Commander Lineback shoved me off on his exec, a full lieutenant named Kedrick. He was a pot-bellied little man, obviously over age in grade, but at least he seemed pretty Navy—in a harried, fuss-budget sort of way. He logged me in and complimented me on my arrival, and listened to my mild complaint about the helicopter pilot. "Forgot to pick you up, eh? And drinking on duty, eh?" He sighed. "Well, Miller, good men are hard to find." And he showed me to my quarters.
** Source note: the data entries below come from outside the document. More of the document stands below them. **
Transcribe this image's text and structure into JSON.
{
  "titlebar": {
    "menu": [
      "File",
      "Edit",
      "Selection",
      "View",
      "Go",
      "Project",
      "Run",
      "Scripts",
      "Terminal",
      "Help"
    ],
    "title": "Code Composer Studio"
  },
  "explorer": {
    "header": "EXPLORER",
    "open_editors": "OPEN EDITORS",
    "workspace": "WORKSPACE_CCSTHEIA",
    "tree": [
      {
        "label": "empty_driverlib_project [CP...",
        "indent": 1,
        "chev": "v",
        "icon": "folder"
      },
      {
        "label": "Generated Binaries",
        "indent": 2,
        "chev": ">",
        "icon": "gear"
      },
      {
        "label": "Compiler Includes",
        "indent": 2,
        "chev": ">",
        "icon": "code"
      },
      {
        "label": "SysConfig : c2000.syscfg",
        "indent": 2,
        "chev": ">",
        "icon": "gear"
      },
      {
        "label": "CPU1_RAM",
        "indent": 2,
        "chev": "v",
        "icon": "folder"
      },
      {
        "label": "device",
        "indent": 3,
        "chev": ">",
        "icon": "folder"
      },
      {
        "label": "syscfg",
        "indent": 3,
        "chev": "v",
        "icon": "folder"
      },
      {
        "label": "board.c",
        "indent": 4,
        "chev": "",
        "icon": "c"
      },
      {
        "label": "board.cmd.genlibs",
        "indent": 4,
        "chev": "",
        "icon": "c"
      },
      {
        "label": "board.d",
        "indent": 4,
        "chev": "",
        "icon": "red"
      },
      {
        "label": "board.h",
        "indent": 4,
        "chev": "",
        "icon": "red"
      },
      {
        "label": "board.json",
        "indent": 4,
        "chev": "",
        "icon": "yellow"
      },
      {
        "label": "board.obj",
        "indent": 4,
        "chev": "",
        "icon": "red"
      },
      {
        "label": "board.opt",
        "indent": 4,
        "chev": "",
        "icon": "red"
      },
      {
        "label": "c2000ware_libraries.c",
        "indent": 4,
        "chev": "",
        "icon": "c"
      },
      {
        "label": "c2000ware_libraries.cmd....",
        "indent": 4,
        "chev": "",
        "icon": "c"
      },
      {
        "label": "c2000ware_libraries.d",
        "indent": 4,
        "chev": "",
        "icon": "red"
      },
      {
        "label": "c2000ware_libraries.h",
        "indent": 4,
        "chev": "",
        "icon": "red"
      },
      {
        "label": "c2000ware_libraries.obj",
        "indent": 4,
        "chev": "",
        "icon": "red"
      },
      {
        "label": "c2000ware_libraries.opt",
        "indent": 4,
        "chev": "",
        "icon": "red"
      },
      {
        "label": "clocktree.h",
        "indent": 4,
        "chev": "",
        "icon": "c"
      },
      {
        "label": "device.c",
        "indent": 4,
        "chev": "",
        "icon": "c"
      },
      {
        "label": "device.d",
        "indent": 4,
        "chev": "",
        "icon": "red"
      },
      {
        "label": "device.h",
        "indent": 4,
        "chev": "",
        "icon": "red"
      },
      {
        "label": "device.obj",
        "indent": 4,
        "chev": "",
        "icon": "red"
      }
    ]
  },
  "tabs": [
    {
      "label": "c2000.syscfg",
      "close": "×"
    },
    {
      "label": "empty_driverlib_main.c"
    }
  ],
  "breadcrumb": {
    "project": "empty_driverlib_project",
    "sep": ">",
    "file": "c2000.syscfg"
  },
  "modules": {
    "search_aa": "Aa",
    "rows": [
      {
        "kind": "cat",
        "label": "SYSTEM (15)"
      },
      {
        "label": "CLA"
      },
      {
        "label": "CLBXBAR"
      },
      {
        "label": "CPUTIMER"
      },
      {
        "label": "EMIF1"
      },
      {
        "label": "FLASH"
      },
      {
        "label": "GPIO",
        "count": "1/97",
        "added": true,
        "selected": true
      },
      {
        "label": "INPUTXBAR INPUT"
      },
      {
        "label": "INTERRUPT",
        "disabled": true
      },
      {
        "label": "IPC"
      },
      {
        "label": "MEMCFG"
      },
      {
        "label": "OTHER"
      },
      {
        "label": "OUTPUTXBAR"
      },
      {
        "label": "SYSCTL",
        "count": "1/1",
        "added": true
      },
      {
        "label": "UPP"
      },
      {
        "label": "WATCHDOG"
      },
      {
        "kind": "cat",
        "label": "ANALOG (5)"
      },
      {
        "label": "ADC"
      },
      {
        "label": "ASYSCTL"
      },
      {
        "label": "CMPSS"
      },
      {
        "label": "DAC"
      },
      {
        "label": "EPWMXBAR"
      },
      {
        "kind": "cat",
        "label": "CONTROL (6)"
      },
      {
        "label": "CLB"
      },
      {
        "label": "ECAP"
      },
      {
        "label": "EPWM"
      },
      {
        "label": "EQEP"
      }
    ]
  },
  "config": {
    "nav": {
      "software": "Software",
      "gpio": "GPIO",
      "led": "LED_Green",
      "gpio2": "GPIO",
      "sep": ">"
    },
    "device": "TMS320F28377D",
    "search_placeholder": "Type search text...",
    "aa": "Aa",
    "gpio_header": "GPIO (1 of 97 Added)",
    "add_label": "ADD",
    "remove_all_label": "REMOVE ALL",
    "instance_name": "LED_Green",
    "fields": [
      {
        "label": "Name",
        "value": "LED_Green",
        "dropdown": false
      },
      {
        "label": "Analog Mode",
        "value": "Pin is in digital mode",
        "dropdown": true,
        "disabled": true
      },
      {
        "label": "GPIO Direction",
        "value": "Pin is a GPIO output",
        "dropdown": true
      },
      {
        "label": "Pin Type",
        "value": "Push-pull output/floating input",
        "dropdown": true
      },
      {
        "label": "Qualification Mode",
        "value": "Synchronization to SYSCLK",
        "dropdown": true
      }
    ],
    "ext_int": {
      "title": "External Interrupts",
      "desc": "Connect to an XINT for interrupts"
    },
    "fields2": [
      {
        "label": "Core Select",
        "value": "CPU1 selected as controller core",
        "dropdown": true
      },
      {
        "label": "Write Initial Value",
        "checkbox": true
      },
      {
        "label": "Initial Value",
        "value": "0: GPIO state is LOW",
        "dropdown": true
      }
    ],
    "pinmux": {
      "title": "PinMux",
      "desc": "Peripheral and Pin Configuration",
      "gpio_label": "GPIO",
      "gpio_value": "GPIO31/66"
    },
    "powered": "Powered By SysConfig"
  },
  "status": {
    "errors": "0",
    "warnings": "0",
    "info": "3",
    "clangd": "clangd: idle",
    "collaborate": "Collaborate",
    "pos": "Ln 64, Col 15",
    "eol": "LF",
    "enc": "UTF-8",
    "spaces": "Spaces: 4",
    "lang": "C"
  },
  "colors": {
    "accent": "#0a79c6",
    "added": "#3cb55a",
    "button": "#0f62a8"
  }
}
The BOQ at Project Mako was what once had been a third-rate beachfront vacation hotel. The walls were paper and the rooms were made for midgets, but the plumbing was crystal and chrome. There was a magnificent view of the ocean; I was admiring it when Kedrick said briskly: "Draw the curtains, man. It's getting dark!" I looked at him incredulously. "Blackout?" I asked. With radar and infravision, visible light made no particular difference to hostile vessels.

"Blackout," he said firmly. "Don't ask me why; but it's orders, something to do with the Glotch, I guess. Maybe they think the Caodais are sending it over by frogman—
they
need regular light."

I said humbly, "Excuse me, Mr. Kedrick, but what is the Glotch?"

"Good lord, man, how would I know? All I know is, people drop down dead. They say it's a Caodai secret weapon, and they call it the Glotch—heaven knows why. Is this the first you've heard of it?"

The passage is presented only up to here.